I was fast asleep when the email came through. When I glanced at it in the morning I thought it was *just* another phishing email using PayPal branding. This isn’t a good first response to an email from PayPal! Thank goodness I checked my account because this was a real payment. The amount stolen was under £20, probably disguised to fit in with other recent payments.
As a geek who knows too much about online security I couldn’t help but feel some admiration of the skill it would have taken for someone to crack my account. On top of this whoever stole the money probably identified a strategy to only transfer small payments, intended to get lost between regular transactions. However, in-between all of these feelings were a sense of worry and frustration that somebody somewhere discovered my account details. Then a real sense of anger that PayPal had permission to just withdraw money from one of my bank accounts without any validation process – it just did it.

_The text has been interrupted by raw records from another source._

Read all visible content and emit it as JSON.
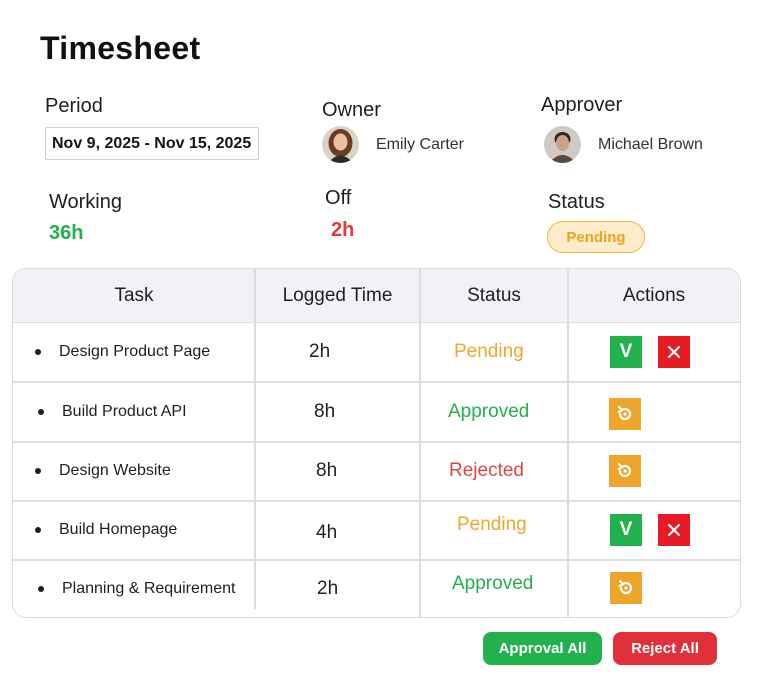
{
  "title": "Timesheet",
  "period": {
    "label": "Period",
    "value": "Nov 9, 2025 - Nov 15, 2025"
  },
  "owner": {
    "label": "Owner",
    "name": "Emily Carter"
  },
  "approver": {
    "label": "Approver",
    "name": "Michael Brown"
  },
  "working": {
    "label": "Working",
    "value": "36h"
  },
  "off": {
    "label": "Off",
    "value": "2h"
  },
  "status": {
    "label": "Status",
    "value": "Pending"
  },
  "table": {
    "headers": [
      "Task",
      "Logged Time",
      "Status",
      "Actions"
    ],
    "rows": [
      {
        "task": "Design Product Page",
        "logged": "2h",
        "status": "Pending",
        "approve_label": "V"
      },
      {
        "task": "Build Product API",
        "logged": "8h",
        "status": "Approved"
      },
      {
        "task": "Design Website",
        "logged": "8h",
        "status": "Rejected"
      },
      {
        "task": "Build Homepage",
        "logged": "4h",
        "status": "Pending",
        "approve_label": "V"
      },
      {
        "task": "Planning & Requirement",
        "logged": "2h",
        "status": "Approved"
      }
    ]
  },
  "footer": {
    "approve_all": "Approval All",
    "reject_all": "Reject All"
  },
  "colors": {
    "green": "#22b14c",
    "red": "#e61c24",
    "orange": "#eda52c",
    "pending_text": "#eda82a"
  },
  "icons": {
    "approve": "check-v",
    "reject": "close-icon",
    "reopen": "redo-icon"
  }
}
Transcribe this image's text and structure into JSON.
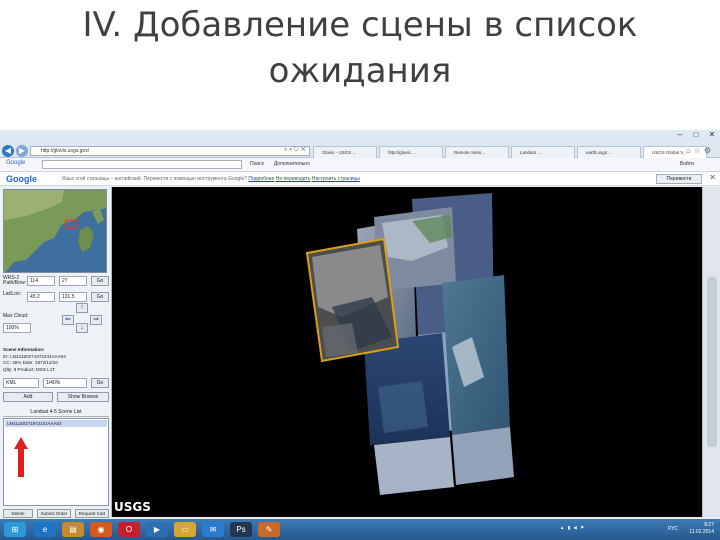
{
  "slide": {
    "title_line1": "IV. Добавление сцены в список",
    "title_line2": "ожидания"
  },
  "browser": {
    "url": "http://glovis.usgs.gov/",
    "tabs": [
      {
        "label": "Glovis - USGS ...",
        "active": false
      },
      {
        "label": "http://glovis ...",
        "active": false
      },
      {
        "label": "Remote Sens...",
        "active": false
      },
      {
        "label": "Landsat ...",
        "active": false
      },
      {
        "label": "earth.usgs...",
        "active": false
      },
      {
        "label": "USGS Global V...",
        "active": true
      }
    ],
    "search_brand": "Google",
    "google_items": [
      "Поиск",
      "Дополнительно",
      "Войти"
    ],
    "translate_bar": {
      "logo": "Google",
      "text": "Язык этой страницы – английский. Перевести с помощью инструмента Google?",
      "link1": "Подробнее",
      "link2": "Не переводить",
      "link3": "Настроить страницы",
      "button": "Перевести"
    }
  },
  "panel": {
    "wrs_label": "WRS-2 Path/Row:",
    "path": "114",
    "row": "27",
    "go1": "Go",
    "lat_label": "Lat/Lon:",
    "lat": "45.2",
    "lon": "131.5",
    "go2": "Go",
    "maxcloud_label": "Max Cloud:",
    "maxcloud": "100%",
    "scene_info_title": "Scene Information:",
    "scene_id": "ID: LM11150271972241AAA04",
    "scene_date": "CC: 45%  Date: 1972/12/10",
    "scene_qlty": "Qlty: 9   Product: MSS L1T",
    "resolution_select": "KML",
    "source_select": "1/40%",
    "go3": "Go",
    "add_button": "Add",
    "show_browse_button": "Show Browse",
    "scene_list_title": "Landsat 4-5 Scene List",
    "scene_list": [
      "LM11150271972241AAA04"
    ],
    "bottom_buttons": [
      "Delete",
      "Submit Order",
      "Request Cart"
    ]
  },
  "map": {
    "logo": "USGS"
  },
  "taskbar": {
    "apps": [
      "start",
      "ie",
      "explorer",
      "firefox",
      "opera",
      "media",
      "folder",
      "outlook",
      "photoshop",
      "paint"
    ],
    "tray_time": "8:27",
    "tray_date": "11.02.2014",
    "lang": "РУС"
  },
  "colors": {
    "accent": "#2f77c6",
    "scene_highlight": "#d9a016",
    "arrow": "#e02020"
  }
}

Immediately I wondered if somehow my details had been leaked in larger security breach, if a keylogger malware was on my computer or if I had somehow been careless with my details. The fact is I’ve checked all these details and know that I haven’t been careless. No system is impenetrable and a security flaw on PayPal must have been discovered. At this stage I hope it has only been my account affected in a single incident, rather than a mass security leak.
If you have a PayPal account then I recommend you:
1) Change your password
2) Change your security questions
3) Review your recent transactions
I raised the breach with PayPal in the last hour. Depending on the response, I’m tempted to close my PayPal account. I’ll keep this post updated with any details.